May 24, 2001 Poised for poetics, on the frontiers of Internet pedagogy

 

 


Robert Craig's illustration "Seated"

Robert Craig's illustration  "Aura"

Pastel drawings by Robert Craig, illustrating his impressions of individual frames in Stanley Kubrick’s 2001: A Space Odyssey.


Robert Craig has been an instructor in Concordia’s Mel Hoppenheim School of Cinema and is now a candidate in the PhD in Humanities program. This is an abridged version of a paper he gave recently called “Truth is a Medium: Presence, Absence and the Poetics of Technology in Internet Education.” It was given in Abu Dhabi, United Arab Emirates, at an international conference called E-ducation Without Borders.



by Robert Craig

Not long ago, I found myself in circumstances that would have been difficult if not impossible to contemplate five or 10 years ago. Accompanying an online article I had published in an Australian Internet journal called The Animist was a series of pastel drawings I had made illustrating my impressions of individual frames in Stanley Kubrick’s 2001: A Space Odyssey.
Shortly after they published it, I directed my browser to the journal to see how everything had turned out.

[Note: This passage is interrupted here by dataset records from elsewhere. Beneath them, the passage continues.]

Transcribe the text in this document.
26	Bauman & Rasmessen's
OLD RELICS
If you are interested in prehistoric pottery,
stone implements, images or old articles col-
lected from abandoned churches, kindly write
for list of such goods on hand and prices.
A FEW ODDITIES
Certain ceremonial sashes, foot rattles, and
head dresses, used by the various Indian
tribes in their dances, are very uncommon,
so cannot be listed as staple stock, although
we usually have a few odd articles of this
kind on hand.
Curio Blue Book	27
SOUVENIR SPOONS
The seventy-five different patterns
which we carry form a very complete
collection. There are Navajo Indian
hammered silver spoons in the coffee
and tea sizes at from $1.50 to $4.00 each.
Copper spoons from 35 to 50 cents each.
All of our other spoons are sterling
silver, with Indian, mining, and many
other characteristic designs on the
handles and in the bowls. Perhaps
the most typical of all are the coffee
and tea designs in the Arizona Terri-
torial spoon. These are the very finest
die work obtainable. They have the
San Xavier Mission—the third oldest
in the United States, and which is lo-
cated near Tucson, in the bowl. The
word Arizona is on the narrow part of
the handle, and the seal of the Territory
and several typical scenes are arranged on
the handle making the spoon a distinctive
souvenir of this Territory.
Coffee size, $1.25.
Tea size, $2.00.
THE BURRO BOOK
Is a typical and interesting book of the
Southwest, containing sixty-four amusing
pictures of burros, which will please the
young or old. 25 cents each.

Looking at the warm, languid glow of my pastel drawings on the screen, I experienced a strong sense of spatial disorientation.

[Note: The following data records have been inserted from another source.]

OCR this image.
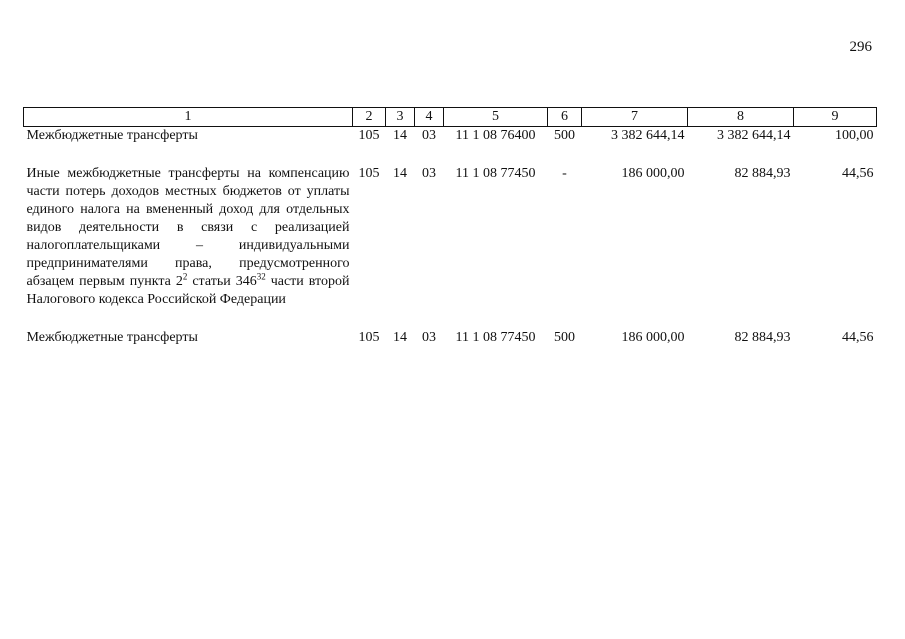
296
1	2	3	4	5	6	7	8	9
Межбюджетные трансферты	105	14	03	11 1 08 76400	500	3 382 644,14	3 382 644,14	100,00

Иные межбюджетные трансферты на компенсацию части потерь доходов местных бюджетов от уплаты единого налога на вмененный доход для отдельных видов деятельности в связи с реализацией налогоплательщиками – индивидуальными предпринимателями права, предусмотренного абзацем первым пункта $2^2$ статьи $346^{32}$ части второй Налогового кодекса Российской Федерации	105	14	03	11 1 08 77450	-	186 000,00	82 884,93	44,56

Межбюджетные трансферты	105	14	03	11 1 08 77450	500	186 000,00	82 884,93	44,56
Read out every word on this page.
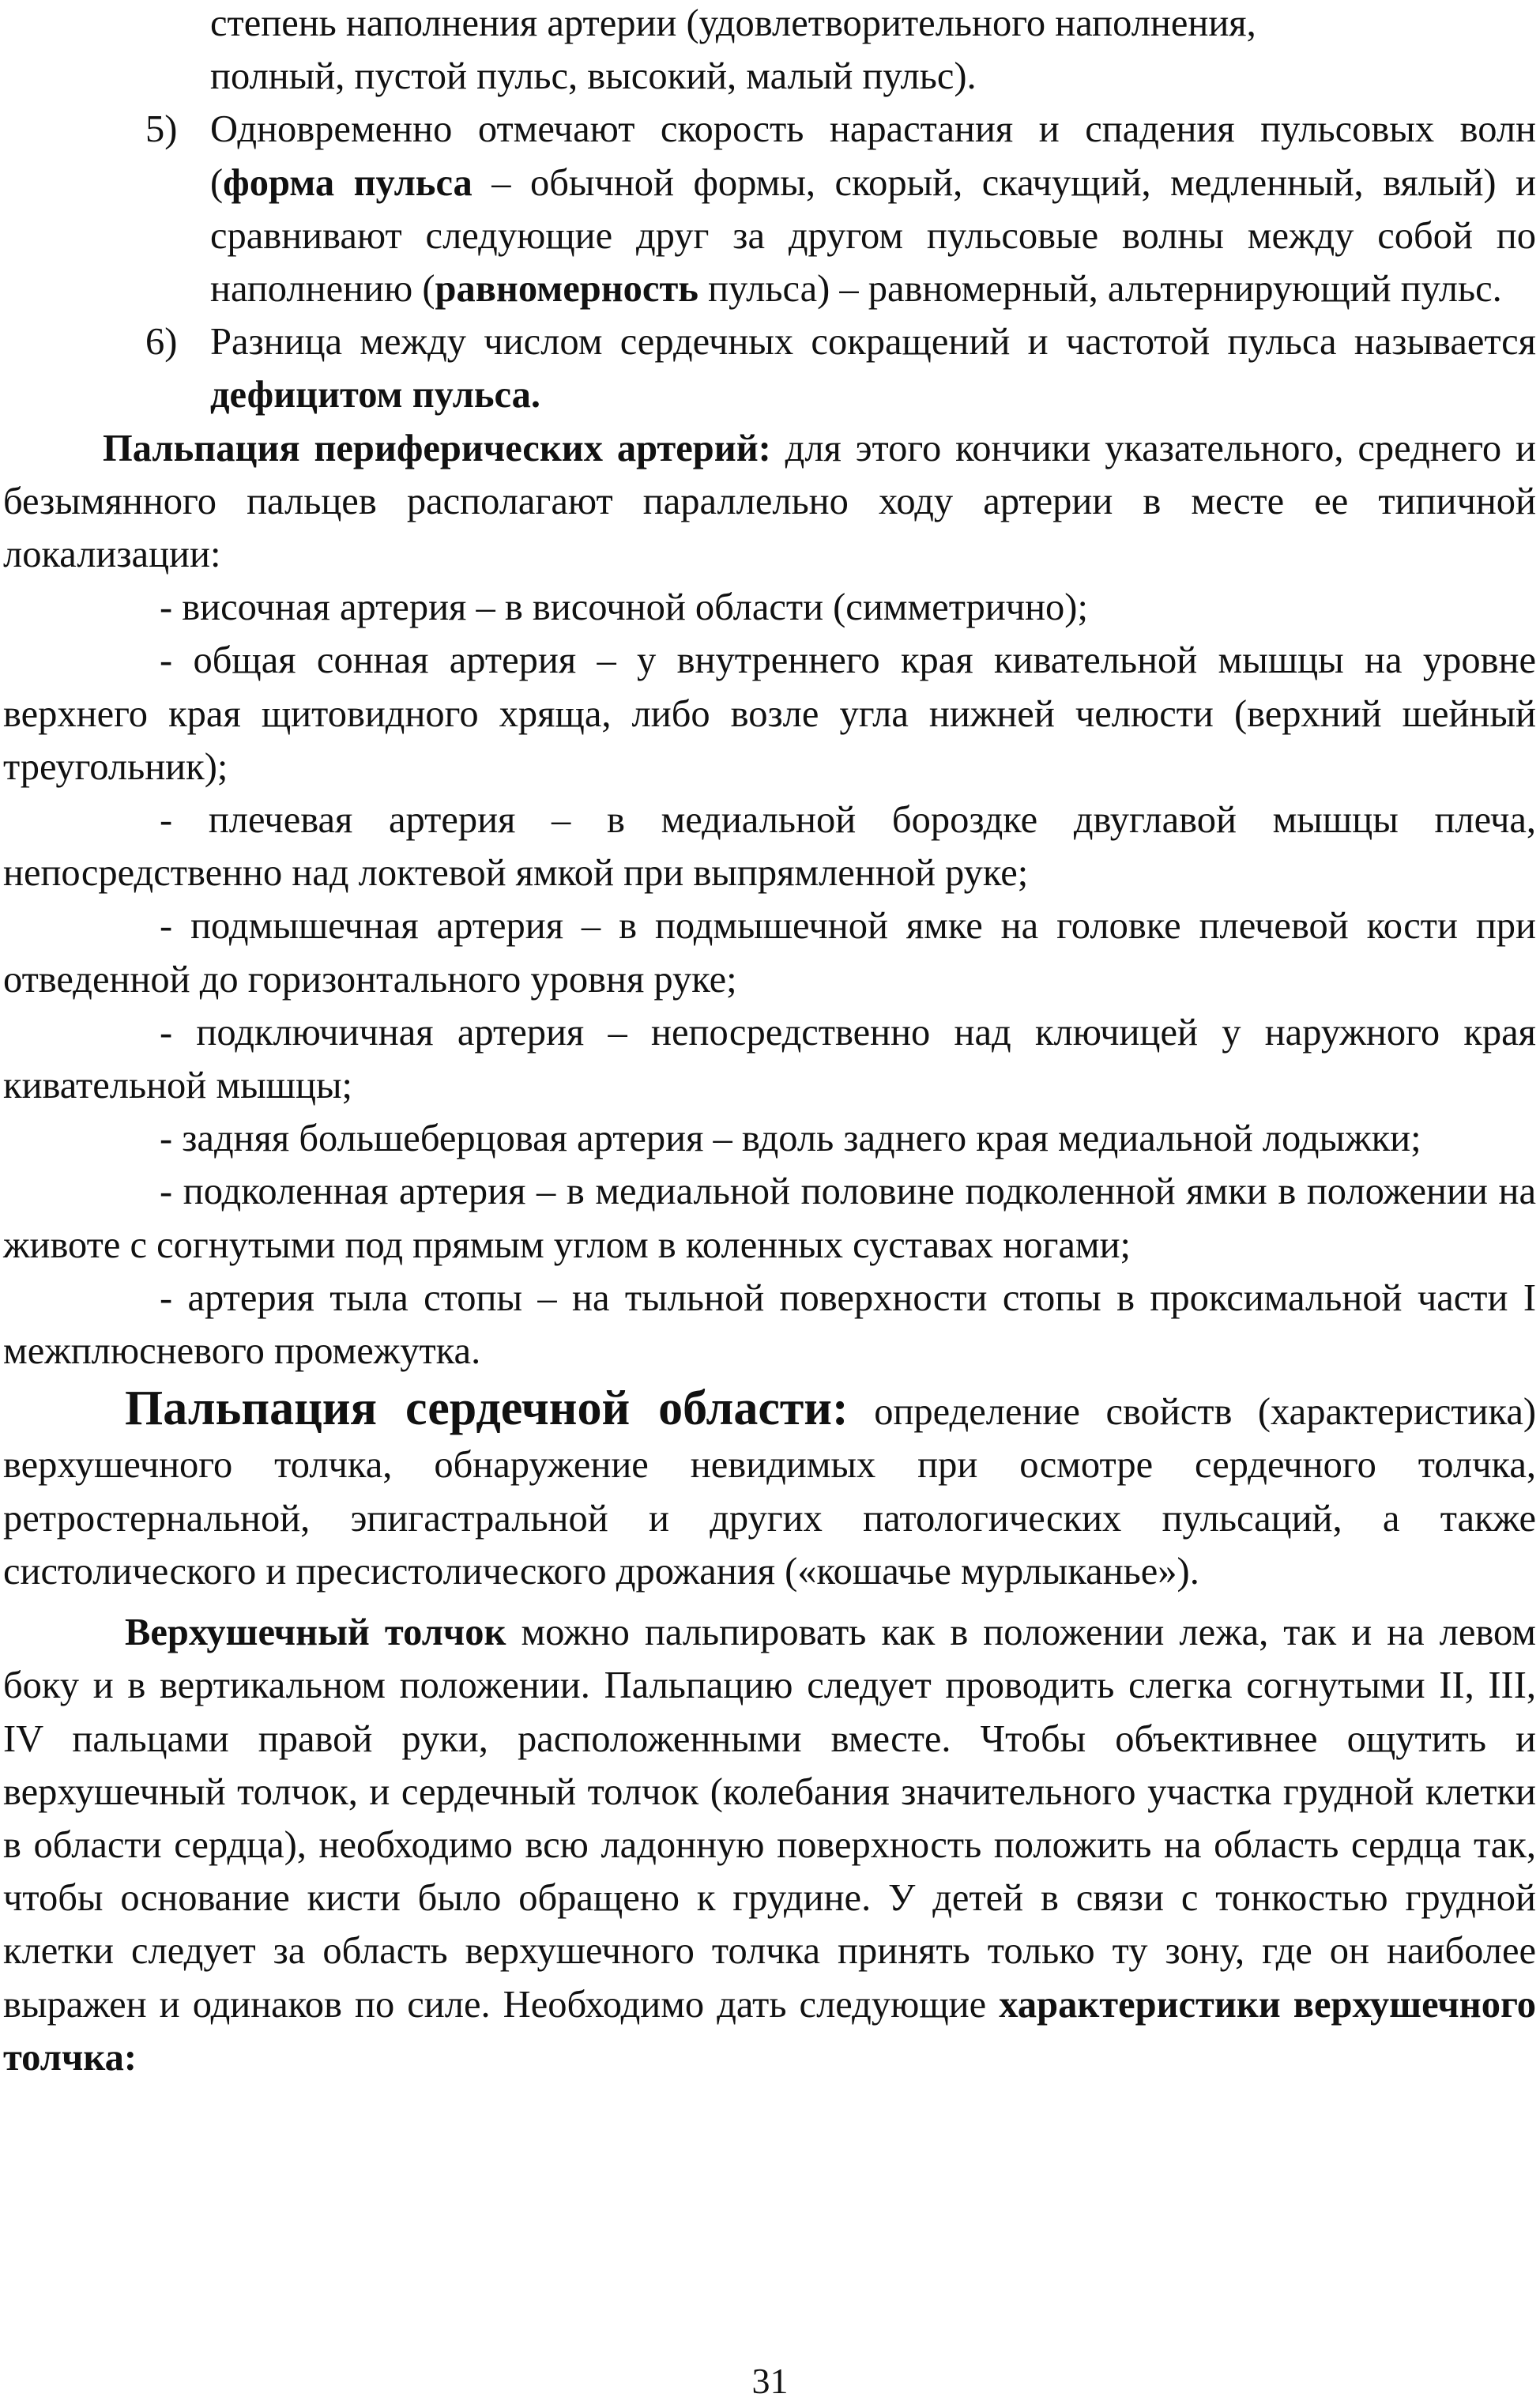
степень наполнения артерии (удовлетворительного наполнения,
полный, пустой пульс, высокий, малый пульс).

5) Одновременно отмечают скорость нарастания и спадения пульсовых волн (форма пульса – обычной формы, скорый, скачущий, медленный, вялый) и сравнивают следующие друг за другом пульсовые волны между собой по наполнению (равномерность пульса) – равномерный, альтернирующий пульс.

6) Разница между числом сердечных сокращений и частотой пульса называется дефицитом пульса.

Пальпация периферических артерий: для этого кончики указательного, среднего и безымянного пальцев располагают параллельно ходу артерии в месте ее типичной локализации:

- височная артерия – в височной области (симметрично);

- общая сонная артерия – у внутреннего края кивательной мышцы на уровне верхнего края щитовидного хряща, либо возле угла нижней челюсти (верхний шейный треугольник);

- плечевая артерия – в медиальной бороздке двуглавой мышцы плеча, непосредственно над локтевой ямкой при выпрямленной руке;

- подмышечная артерия – в подмышечной ямке на головке плечевой кости при отведенной до горизонтального уровня руке;

- подключичная артерия – непосредственно над ключицей у наружного края кивательной мышцы;

- задняя большеберцовая артерия – вдоль заднего края медиальной лодыжки;

- подколенная артерия – в медиальной половине подколенной ямки в положении на животе с согнутыми под прямым углом в коленных суставах ногами;

- артерия тыла стопы – на тыльной поверхности стопы в проксимальной части I межплюсневого промежутка.

Пальпация сердечной области: определение свойств (характеристика) верхушечного толчка, обнаружение невидимых при осмотре сердечного толчка, ретростернальной, эпигастральной и других патологических пульсаций, а также систолического и пресистолического дрожания («кошачье мурлыканье»).

Верхушечный толчок можно пальпировать как в положении лежа, так и на левом боку и в вертикальном положении. Пальпацию следует проводить слегка согнутыми II, III, IV пальцами правой руки, расположенными вместе. Чтобы объективнее ощутить и верхушечный толчок, и сердечный толчок (колебания значительного участка грудной клетки в области сердца), необходимо всю ладонную поверхность положить на область сердца так, чтобы основание кисти было обращено к грудине. У детей в связи с тонкостью грудной клетки следует за область верхушечного толчка принять только ту зону, где он наиболее выражен и одинаков по силе. Необходимо дать следующие характеристики верхушечного толчка:

31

I knew that others would see these same drawings on computer monitors in other places where I have never been and never will be. As I placed the drawings side by side with the monitor, I noticed the difference.

The “aura” of a work of art


On the one hand the sweet fragrance of pastel chalk and the intensity of the colours on paper. It made me think of what Walter Benjamin referred to as the “aura” of a work of art. On the other hand, the muted charm of the flatter colours on the video monitor. In one way, the images were the same, and in another way, they were different.

Just like my sketches, as humans on the Internet, we are here and we are elsewhere.

To appreciate Kubrick’s film, I do not need to hold the celluloid in my hand or be in the presence of the director at work creating the film. On the other hand, how I experience this film will vary a great deal if I watch it on a large screen projected at 70mm with Dolby sound or on a 12-inch video screen with a two-bit speaker.

Other media have confronted this problem of presence of absence, or absence of presence. Recorded music, radio and television and even the printed word are all media that have been mastered in various ways and used to great effect despite spatial and temporal ruptures.
Whether we like it or not, as students and educators, the future of Internet education forces us to confront education as a medium and as presence and absence.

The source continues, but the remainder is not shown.